Pourquoi tout miser sur l’innovation ?

5 février 2008

Isabelle Marie

Afin de gagner ce fameux point de croissance, les pouvoirs publics ne misent-ils pas un peu trop sur l’innovation ? Il est frappant de constater que la quasi-totalité de la dotation de l’Etat à Oséo, qui a doublé par rapport à 2007, sera consacrée cette année en aides et subventions aux entreprises innovantes. Certes, explique-t-on chez Oséo, l’innovation n’est pas bornée de façon stricte. Certes, le concept d’innovation est étendu, notamment, aux notions de services et de marketing. Il paraît pourtant probable que les entreprises technologiques seront les principales bénéficiaires de cette manne de 800 millions d’euros qui sera distribuée par l’agence publique.

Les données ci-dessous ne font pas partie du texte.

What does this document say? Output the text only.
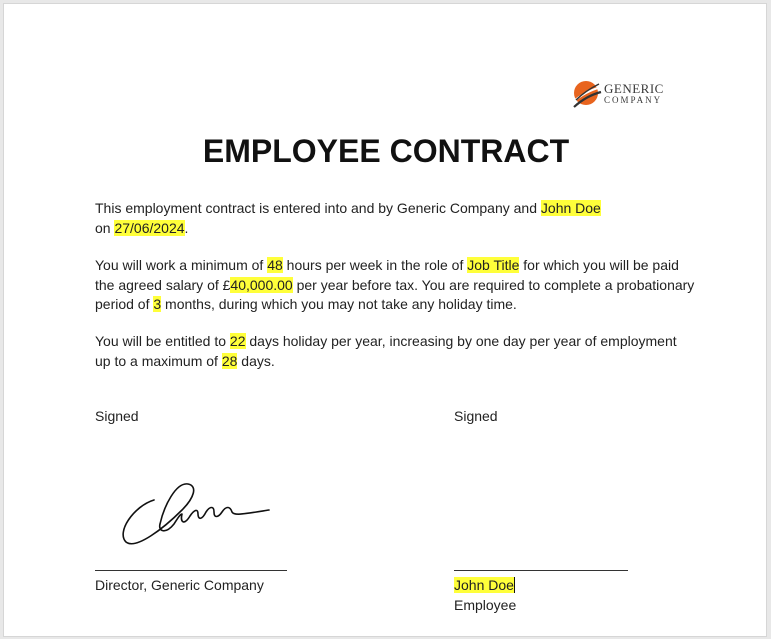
GENERIC
COMPANY
EMPLOYEE CONTRACT
This employment contract is entered into and by Generic Company and John Doe
on 27/06/2024.
You will work a minimum of 48 hours per week in the role of Job Title for which you will be paid the agreed salary of £40,000.00 per year before tax. You are required to complete a probationary period of 3 months, during which you may not take any holiday time.
You will be entitled to 22 days holiday per year, increasing by one day per year of employment up to a maximum of 28 days.
Signed	Signed
Director, Generic Company	John Doe
Employee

Mais les secteurs high-tech, et leurs entreprises innovantes, sont-ils bien les moteurs du développement économique et de la croissance ? Rien n’est moins sûr. Rares sont d’ailleurs les sociétés de ces secteurs qui atteignent une taille critique. Comme l’indique Philippe Albert, dans « L’Art d’Entreprendre » (éditions Village Mondial), nombre d’études ont clairement démontré que les PME à forte croissance, pourvoyeuses d’emplois et de richesses, appartiennent pour la grande majorité d’entre elles à des secteurs traditionnels comme les services, la distribution ou encore les transports. Ces mêmes entreprises sont souvent très innovantes sans toutefois posséder de service R&D et sans déposer de brevet. Le processus d’innovation est, chez elles, une démarche constante et résulte de multiples sources. Mais ces PME ne bénéficieront sans doute pas des aides de l’Etat aux entreprises marquées du sceau de l’innovation, car ne correspondant pas aux critères définis en hauts lieux.

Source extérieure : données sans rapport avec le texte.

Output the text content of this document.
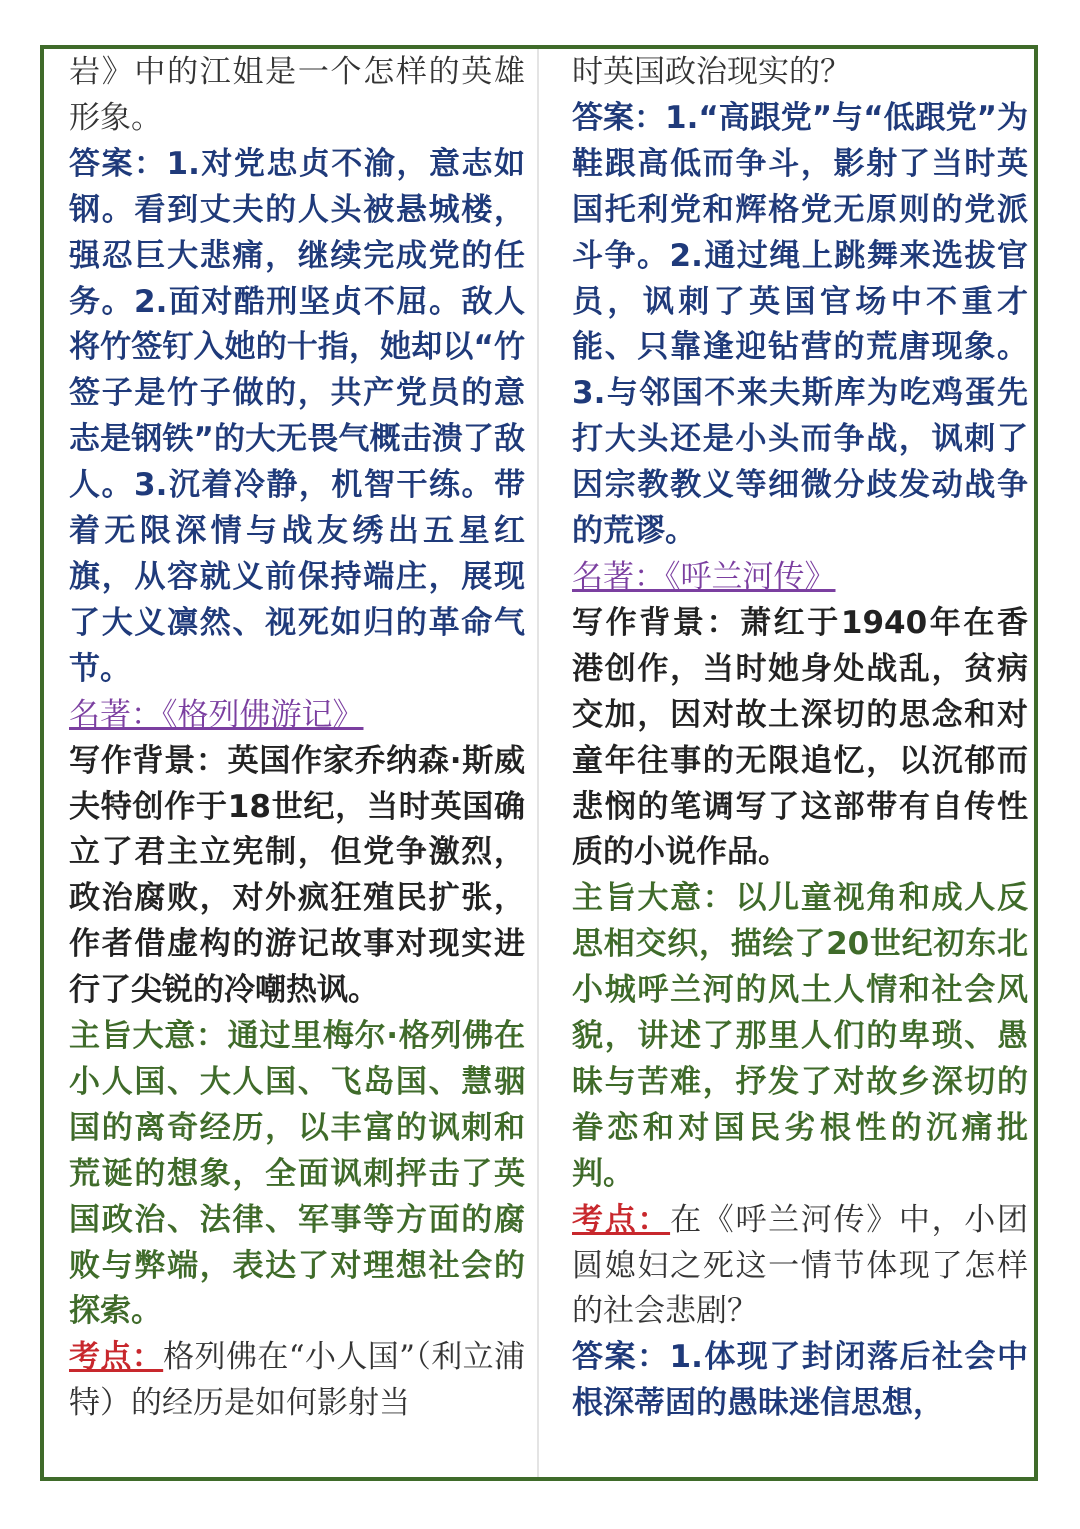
岩》中的江姐是一个怎样的英雄形象。

答案：1.对党忠贞不渝，意志如钢。看到丈夫的人头被悬城楼，强忍巨大悲痛，继续完成党的任务。2.面对酷刑坚贞不屈。敌人将竹签钉入她的十指，她却以“竹签子是竹子做的，共产党员的意志是钢铁”的大无畏气概击溃了敌人。3.沉着冷静，机智干练。带着无限深情与战友绣出五星红旗，从容就义前保持端庄，展现了大义凛然、视死如归的革命气节。

名著：《格列佛游记》

写作背景：英国作家乔纳森·斯威夫特创作于18世纪，当时英国确立了君主立宪制，但党争激烈，政治腐败，对外疯狂殖民扩张，作者借虚构的游记故事对现实进行了尖锐的冷嘲热讽。

主旨大意：通过里梅尔·格列佛在小人国、大人国、飞岛国、慧骃国的离奇经历，以丰富的讽刺和荒诞的想象，全面讽刺抨击了英国政治、法律、军事等方面的腐败与弊端，表达了对理想社会的探索。

考点：格列佛在“小人国”（利立浦特）的经历是如何影射当

时英国政治现实的？

答案：1.“高跟党”与“低跟党”为鞋跟高低而争斗，影射了当时英国托利党和辉格党无原则的党派斗争。2.通过绳上跳舞来选拔官员，讽刺了英国官场中不重才能、只靠逢迎钻营的荒唐现象。3.与邻国不来夫斯库为吃鸡蛋先打大头还是小头而争战，讽刺了因宗教教义等细微分歧发动战争的荒谬。

名著：《呼兰河传》

写作背景：萧红于1940年在香港创作，当时她身处战乱，贫病交加，因对故土深切的思念和对童年往事的无限追忆，以沉郁而悲悯的笔调写了这部带有自传性质的小说作品。

主旨大意：以儿童视角和成人反思相交织，描绘了20世纪初东北小城呼兰河的风土人情和社会风貌，讲述了那里人们的卑琐、愚昧与苦难，抒发了对故乡深切的眷恋和对国民劣根性的沉痛批判。

考点：在《呼兰河传》中，小团圆媳妇之死这一情节体现了怎样的社会悲剧？

答案：1.体现了封闭落后社会中根深蒂固的愚昧迷信思想，
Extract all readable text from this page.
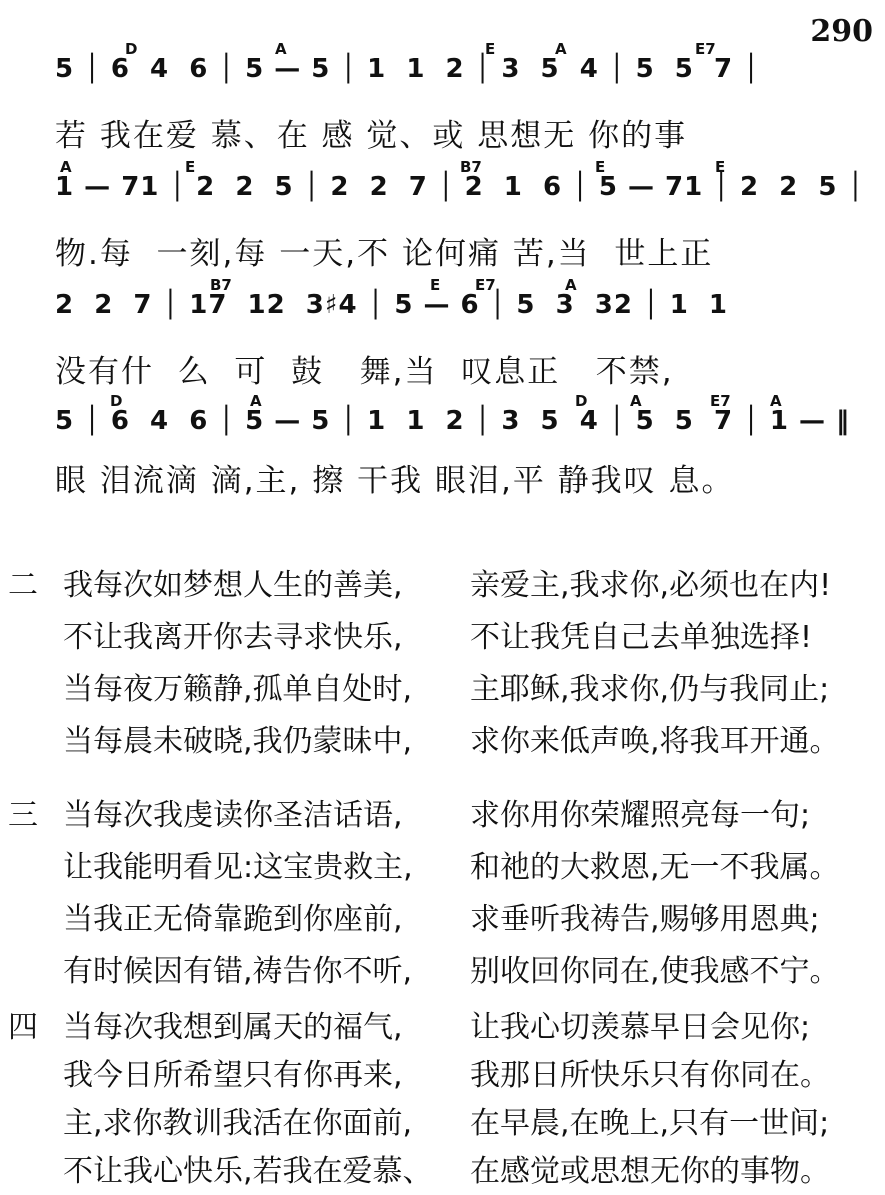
290
D	A	E	A	E7
5 │ 6  4  6 │ 5 — 5 │ 1  1  2 │ 3  5  4 │ 5  5  7 │
若 我在爱 慕、在 感 觉、或 思想无 你的事
A	E	B7	E	E
1 — 71 │ 2  2  5 │ 2  2  7 │ 2  1  6 │ 5 — 71 │ 2  2  5 │
物.每  一刻,每 一天,不 论何痛 苦,当  世上正
B7	E E7	A
2  2  7 │ 17  12  3♯4 │ 5 — 6 │ 5  3  32 │ 1  1
没有什  么  可  鼓   舞,当  叹息正   不禁,
D	A	D	A	E7	A
5 │ 6  4  6 │ 5 — 5 │ 1  1  2 │ 3  5  4 │ 5  5  7 │ 1 — ‖
眼 泪流滴 滴,主, 擦 干我 眼泪,平 静我叹 息。
二 我每次如梦想人生的善美,
不让我离开你去寻求快乐,
当每夜万籁静,孤单自处时,
当每晨未破晓,我仍蒙昧中,
亲爱主,我求你,必须也在内!
不让我凭自己去单独选择!
主耶稣,我求你,仍与我同止;
求你来低声唤,将我耳开通。
三 当每次我虔读你圣洁话语,
让我能明看见:这宝贵救主,
当我正无倚靠跪到你座前,
有时候因有错,祷告你不听,
求你用你荣耀照亮每一句;
和祂的大救恩,无一不我属。
求垂听我祷告,赐够用恩典;
别收回你同在,使我感不宁。
四 当每次我想到属天的福气,
我今日所希望只有你再来,
主,求你教训我活在你面前,
不让我心快乐,若我在爱慕、
让我心切羡慕早日会见你;
我那日所快乐只有你同在。
在早晨,在晚上,只有一世间;
在感觉或思想无你的事物。
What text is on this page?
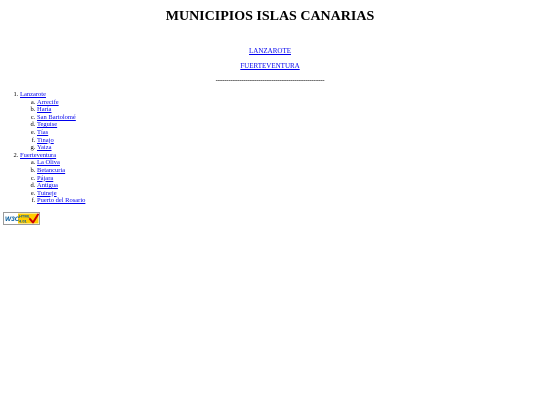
MUNICIPIOS ISLAS CANARIAS
LANZAROTE
FUERTEVENTURA
---------------------------------------------------
1. Lanzarote
a. Arrecife
b. Haría
c. San Bartolomé
d. Teguise
e. Tías
f. Tinajo
g. Yaiza
2. Fuerteventura
a. La Oliva
b. Betancuria
c. Pájara
d. Antigua
e. Tuineje
f. Puerto del Rosario
W3C HTML
4.01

Pourquoi alors ne pas répartir de façon plus harmonieuse et équilibrée la nouvelle manne d’Oséo ? Ces centaines de millions d’euros pourraient aussi être orientés vers les entreprises de croissance, quel que soit leur secteur d’activité, afin d’accélérer leur rythme de progression. Nombre d’entre elles pourraient alors briser ce plafond de verre récemment pointé par Hervé Novelli. Oséo pourrait aussi consacrer une part de ses ressources à favoriser les reprises entre entreprises, afin qu’elles atteignent une taille critique les rendant alors plus compétitives à l’export. La croissance ne doit pas s’assimiler exclusivement à l’innovation.